Under Swiss data protection law, when is processing of personal data permitted, and when do you need a legal justification?
If all data protection principles are followed, processing is generally permitted. If any principle is violated, you need a specific legal justification.
Swiss data protection law (DSG) takes a pragmatic approach:
The default rule: If all processing principles are met, processing personal data is fundamentally allowed. No extra permission needed.
When you need a justification (Rechtfertigungsgrund): A legal justification is required under Art. 31 and 39 DSG when:
- Processing principles are not fully met.
- The affected person objects to the processing.

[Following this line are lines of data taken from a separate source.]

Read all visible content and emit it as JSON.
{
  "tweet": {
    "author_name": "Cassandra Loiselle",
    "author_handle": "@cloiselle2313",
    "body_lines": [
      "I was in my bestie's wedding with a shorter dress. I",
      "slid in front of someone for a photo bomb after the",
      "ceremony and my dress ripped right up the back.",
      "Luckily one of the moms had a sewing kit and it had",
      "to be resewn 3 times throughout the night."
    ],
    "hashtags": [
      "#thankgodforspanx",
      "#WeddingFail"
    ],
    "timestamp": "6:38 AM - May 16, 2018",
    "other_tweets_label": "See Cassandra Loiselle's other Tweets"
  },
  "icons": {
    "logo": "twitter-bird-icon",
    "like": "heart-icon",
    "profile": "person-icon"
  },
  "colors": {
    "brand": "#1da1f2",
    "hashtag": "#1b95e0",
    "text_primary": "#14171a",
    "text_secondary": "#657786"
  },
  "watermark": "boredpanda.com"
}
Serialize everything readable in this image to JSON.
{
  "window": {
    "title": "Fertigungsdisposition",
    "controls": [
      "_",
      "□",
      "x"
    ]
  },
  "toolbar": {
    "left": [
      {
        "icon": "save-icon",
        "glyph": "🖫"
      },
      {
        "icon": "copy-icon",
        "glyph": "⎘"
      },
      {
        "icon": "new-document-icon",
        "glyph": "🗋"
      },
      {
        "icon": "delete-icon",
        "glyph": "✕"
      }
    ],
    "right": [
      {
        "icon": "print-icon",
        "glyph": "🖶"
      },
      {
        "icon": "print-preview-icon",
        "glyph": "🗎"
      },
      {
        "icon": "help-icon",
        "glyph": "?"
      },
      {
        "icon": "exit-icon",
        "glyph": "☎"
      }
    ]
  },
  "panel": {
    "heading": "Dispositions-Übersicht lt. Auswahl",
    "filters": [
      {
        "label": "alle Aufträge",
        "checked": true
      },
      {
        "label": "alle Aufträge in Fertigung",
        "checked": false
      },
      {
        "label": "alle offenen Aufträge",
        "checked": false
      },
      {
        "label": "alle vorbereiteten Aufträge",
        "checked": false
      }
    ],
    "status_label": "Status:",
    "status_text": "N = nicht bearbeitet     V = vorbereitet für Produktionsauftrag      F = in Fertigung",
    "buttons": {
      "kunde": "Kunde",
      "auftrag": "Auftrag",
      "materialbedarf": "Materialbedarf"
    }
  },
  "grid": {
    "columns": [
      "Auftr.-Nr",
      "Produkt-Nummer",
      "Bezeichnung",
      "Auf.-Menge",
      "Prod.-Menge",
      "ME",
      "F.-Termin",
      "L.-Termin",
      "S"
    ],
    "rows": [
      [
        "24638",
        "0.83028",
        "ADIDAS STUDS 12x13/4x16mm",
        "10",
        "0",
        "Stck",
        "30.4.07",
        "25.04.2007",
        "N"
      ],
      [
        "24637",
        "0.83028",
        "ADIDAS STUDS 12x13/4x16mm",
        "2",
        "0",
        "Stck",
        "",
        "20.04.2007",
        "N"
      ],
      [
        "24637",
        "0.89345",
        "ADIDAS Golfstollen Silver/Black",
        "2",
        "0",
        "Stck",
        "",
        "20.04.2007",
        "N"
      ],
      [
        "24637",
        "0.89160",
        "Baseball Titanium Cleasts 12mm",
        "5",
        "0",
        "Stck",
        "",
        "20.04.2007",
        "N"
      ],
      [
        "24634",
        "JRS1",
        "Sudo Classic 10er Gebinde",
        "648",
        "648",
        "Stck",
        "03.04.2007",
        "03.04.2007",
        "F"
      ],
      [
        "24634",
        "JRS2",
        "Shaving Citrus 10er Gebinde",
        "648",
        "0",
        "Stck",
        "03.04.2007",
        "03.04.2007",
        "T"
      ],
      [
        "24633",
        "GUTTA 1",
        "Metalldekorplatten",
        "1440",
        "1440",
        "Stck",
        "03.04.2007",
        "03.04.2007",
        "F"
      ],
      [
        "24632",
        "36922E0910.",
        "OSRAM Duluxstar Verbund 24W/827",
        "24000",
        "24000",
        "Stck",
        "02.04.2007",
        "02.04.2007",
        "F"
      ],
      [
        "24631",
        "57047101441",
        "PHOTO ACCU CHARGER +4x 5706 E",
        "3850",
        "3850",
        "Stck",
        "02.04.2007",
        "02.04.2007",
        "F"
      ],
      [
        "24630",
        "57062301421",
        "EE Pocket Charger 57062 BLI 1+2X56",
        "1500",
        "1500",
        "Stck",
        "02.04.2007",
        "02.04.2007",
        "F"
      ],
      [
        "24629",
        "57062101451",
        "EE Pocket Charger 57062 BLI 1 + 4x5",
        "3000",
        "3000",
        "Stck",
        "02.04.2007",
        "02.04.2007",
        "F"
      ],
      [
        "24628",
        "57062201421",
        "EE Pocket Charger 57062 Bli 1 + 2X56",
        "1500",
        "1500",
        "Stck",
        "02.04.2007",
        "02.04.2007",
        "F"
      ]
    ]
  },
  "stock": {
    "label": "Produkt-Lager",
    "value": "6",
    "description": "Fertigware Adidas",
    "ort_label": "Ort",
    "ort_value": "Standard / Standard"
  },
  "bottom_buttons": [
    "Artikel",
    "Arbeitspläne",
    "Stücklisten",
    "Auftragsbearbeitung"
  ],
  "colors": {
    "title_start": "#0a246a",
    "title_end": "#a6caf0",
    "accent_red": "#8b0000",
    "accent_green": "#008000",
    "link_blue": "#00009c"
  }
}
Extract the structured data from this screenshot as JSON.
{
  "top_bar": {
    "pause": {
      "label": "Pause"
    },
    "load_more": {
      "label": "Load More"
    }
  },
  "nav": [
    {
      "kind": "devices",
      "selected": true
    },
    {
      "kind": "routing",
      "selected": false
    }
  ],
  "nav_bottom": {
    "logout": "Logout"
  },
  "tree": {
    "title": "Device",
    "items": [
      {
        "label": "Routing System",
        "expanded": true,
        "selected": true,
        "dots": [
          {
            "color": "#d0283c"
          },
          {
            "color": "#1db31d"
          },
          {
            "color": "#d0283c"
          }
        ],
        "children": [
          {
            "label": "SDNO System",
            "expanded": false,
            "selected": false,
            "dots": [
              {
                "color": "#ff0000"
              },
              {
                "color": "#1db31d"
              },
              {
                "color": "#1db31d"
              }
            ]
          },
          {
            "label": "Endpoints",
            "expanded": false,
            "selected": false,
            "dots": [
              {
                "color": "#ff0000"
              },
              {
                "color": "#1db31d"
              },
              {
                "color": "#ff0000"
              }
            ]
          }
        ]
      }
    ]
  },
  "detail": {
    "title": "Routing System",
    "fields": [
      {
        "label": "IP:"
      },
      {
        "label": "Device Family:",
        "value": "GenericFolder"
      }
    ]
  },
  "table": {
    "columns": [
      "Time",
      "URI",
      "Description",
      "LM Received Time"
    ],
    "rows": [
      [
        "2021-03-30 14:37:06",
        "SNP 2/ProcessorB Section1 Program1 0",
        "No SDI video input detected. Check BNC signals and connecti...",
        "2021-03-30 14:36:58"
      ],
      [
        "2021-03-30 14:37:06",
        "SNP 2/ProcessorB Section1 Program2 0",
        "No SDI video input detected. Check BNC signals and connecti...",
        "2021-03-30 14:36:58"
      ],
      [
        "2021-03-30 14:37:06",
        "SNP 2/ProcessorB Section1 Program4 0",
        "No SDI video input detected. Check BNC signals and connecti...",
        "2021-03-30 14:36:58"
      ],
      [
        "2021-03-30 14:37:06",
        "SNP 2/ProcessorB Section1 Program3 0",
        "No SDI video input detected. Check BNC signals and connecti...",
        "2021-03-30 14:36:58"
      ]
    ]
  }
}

- Specially protected personal data is disclosed to third parties.
The three types of legal justification:
| Justification | What it means |
|---|---|
| Consent (Einwilligung) | Voluntary, informed, and unambiguous agreement from the affected person. |
| Legal basis (Gesetzliche Grundlage) | A law permits or requires the data processing. |
| Overriding interest (Überwiegendes Interesse) | The interests of the processor or a third party outweigh the protection interest, per Art. 31 DSG. |
How privacy is protected in practice combines two approaches:
- Privacy by policy: Laws and self-regulation set the rules.
- Privacy by architecture: Technology enforces the rules.
Both are needed. Laws without enforcement technology are toothless. Technology without legal backing is optional.